Als Tracker, der sich mit einem Teenager (Jenny Agutter) und ihrem jungen Bruder (gespielt von Roegs Sohn Luc) anfreundet, als sie nach dem Selbstmord ihres Vaters im Outback gestrandet sind, verkörperte er einen unberührten Naturalismus, der sich von allem anderen in der damaligen Filmschau unterscheidet. Freunde, die 2002 in der Fernsehdokumentation Gulpilil: One Red Blood interviewt wurden, bestanden darauf, dass er nicht so tat, als ob er seine Szenen, wie den kraftvollen Liebestanz, den er für Agutter aufführte, mit unbewachter Aufrichtigkeit spielte.
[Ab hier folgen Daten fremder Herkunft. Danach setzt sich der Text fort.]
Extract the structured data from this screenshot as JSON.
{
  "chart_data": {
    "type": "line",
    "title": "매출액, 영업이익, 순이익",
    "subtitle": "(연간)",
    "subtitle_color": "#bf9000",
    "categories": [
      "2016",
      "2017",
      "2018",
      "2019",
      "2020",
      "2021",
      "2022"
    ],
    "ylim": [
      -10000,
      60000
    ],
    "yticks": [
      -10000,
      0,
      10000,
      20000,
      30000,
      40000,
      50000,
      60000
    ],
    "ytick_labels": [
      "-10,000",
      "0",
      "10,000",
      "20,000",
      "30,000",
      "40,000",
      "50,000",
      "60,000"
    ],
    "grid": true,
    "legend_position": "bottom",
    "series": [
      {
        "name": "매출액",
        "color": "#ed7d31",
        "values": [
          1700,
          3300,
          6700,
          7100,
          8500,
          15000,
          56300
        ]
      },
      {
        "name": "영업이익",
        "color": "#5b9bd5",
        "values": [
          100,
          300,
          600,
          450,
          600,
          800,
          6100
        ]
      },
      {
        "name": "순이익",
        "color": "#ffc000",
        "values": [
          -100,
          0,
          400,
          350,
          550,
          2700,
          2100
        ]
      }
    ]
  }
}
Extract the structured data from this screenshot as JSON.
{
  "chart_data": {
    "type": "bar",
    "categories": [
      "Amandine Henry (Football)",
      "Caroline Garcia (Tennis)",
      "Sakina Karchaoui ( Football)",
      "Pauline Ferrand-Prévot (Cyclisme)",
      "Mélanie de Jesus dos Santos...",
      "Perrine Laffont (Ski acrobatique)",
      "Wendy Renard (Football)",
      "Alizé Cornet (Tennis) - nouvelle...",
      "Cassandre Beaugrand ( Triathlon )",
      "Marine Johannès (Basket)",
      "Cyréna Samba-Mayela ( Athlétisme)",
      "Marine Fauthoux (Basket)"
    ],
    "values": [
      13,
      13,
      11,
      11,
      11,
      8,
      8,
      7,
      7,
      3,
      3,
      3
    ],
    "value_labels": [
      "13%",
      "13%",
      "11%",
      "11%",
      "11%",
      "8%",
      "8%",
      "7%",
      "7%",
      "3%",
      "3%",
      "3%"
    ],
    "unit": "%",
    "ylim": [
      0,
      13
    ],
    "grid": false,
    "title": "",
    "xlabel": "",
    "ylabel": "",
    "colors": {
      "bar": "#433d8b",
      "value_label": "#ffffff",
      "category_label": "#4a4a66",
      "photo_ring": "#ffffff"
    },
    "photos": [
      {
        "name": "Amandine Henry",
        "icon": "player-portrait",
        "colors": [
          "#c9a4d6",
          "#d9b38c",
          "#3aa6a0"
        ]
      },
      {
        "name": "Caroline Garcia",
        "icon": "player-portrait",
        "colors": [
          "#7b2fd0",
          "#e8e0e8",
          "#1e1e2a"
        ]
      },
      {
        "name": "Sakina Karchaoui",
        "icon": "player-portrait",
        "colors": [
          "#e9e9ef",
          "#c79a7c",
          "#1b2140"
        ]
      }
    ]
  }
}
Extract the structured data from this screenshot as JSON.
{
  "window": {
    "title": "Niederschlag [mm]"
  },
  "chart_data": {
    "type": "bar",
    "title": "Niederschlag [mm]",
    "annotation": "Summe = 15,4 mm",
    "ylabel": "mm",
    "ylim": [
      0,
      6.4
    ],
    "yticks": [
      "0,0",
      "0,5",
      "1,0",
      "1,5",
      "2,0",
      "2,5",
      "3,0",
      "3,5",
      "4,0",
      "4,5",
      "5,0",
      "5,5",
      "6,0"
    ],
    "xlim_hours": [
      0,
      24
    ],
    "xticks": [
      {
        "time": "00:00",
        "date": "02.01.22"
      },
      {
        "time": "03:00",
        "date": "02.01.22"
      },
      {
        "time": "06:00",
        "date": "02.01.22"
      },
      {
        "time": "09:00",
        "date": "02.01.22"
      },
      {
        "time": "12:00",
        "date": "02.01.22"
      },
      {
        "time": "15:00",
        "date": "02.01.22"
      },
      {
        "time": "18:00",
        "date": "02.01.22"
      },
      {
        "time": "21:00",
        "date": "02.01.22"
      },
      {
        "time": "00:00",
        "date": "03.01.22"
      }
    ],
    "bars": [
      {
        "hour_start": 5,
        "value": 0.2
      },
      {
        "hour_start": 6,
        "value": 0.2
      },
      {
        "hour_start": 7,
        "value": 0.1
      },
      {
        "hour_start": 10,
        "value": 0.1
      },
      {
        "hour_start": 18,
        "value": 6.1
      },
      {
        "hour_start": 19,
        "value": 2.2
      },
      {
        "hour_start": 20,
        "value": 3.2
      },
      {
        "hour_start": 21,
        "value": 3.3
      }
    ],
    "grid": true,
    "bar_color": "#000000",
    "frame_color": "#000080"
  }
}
David Gulpilil in Walkabout, 1971, mit Jenny Agutter und Luc Roeg, dem Sohn des Regisseurs Nicolas Roeg. Foto: Max Raab/Si Litvanoff/Kobal/Rex/Shutterstock

Obwohl er im Film kein Englisch sprach, vermittelte Gulpilil ungehindert eine Bedeutung für das Publikum, das sicherlich nie zuvor jemandem wie ihm im Film begegnet wäre. (Darstellungen indigener australischer Charaktere im damaligen Kino, wie das Drama Journey Out of Darkness von 1967, wurden von Schauspielern anderer Ethnien gemacht.) Was nicht heißen soll, dass er diesen zweideutigen, poetischen Film unbedingt verstand. Von einem jungen Fan gefragt, warum sich sein Charakter am Ende erhängt habe, sagte er: „Ich will es auch wissen!“

Seine Reichweite wurde durch zwei sehr unterschiedliche Filme aus dem Jahr 1976 veranschaulicht: der Familienliebling Storm Boy, in dem er einem Jungen hilft, Pelikane zu züchten, und das Outlaw-Abenteuer Mad Dog Morgan mit Dennis Hopper als irischem Bushranger des 19. Jahrhunderts und Gulpilil as sein Mittäter. Ihre Dynamik wurde aus dem Off reproduziert: Es waren Hoppers trinkfreudige Possen, die den jüngeren Schauspieler mit Drogen und Alkohol bekannt machten, Süchte, die sein späteres Leben verderben würden. (Er wurde 2011 inhaftiert, weil er seine Frau angegriffen hatte, und ging später in die Reha.)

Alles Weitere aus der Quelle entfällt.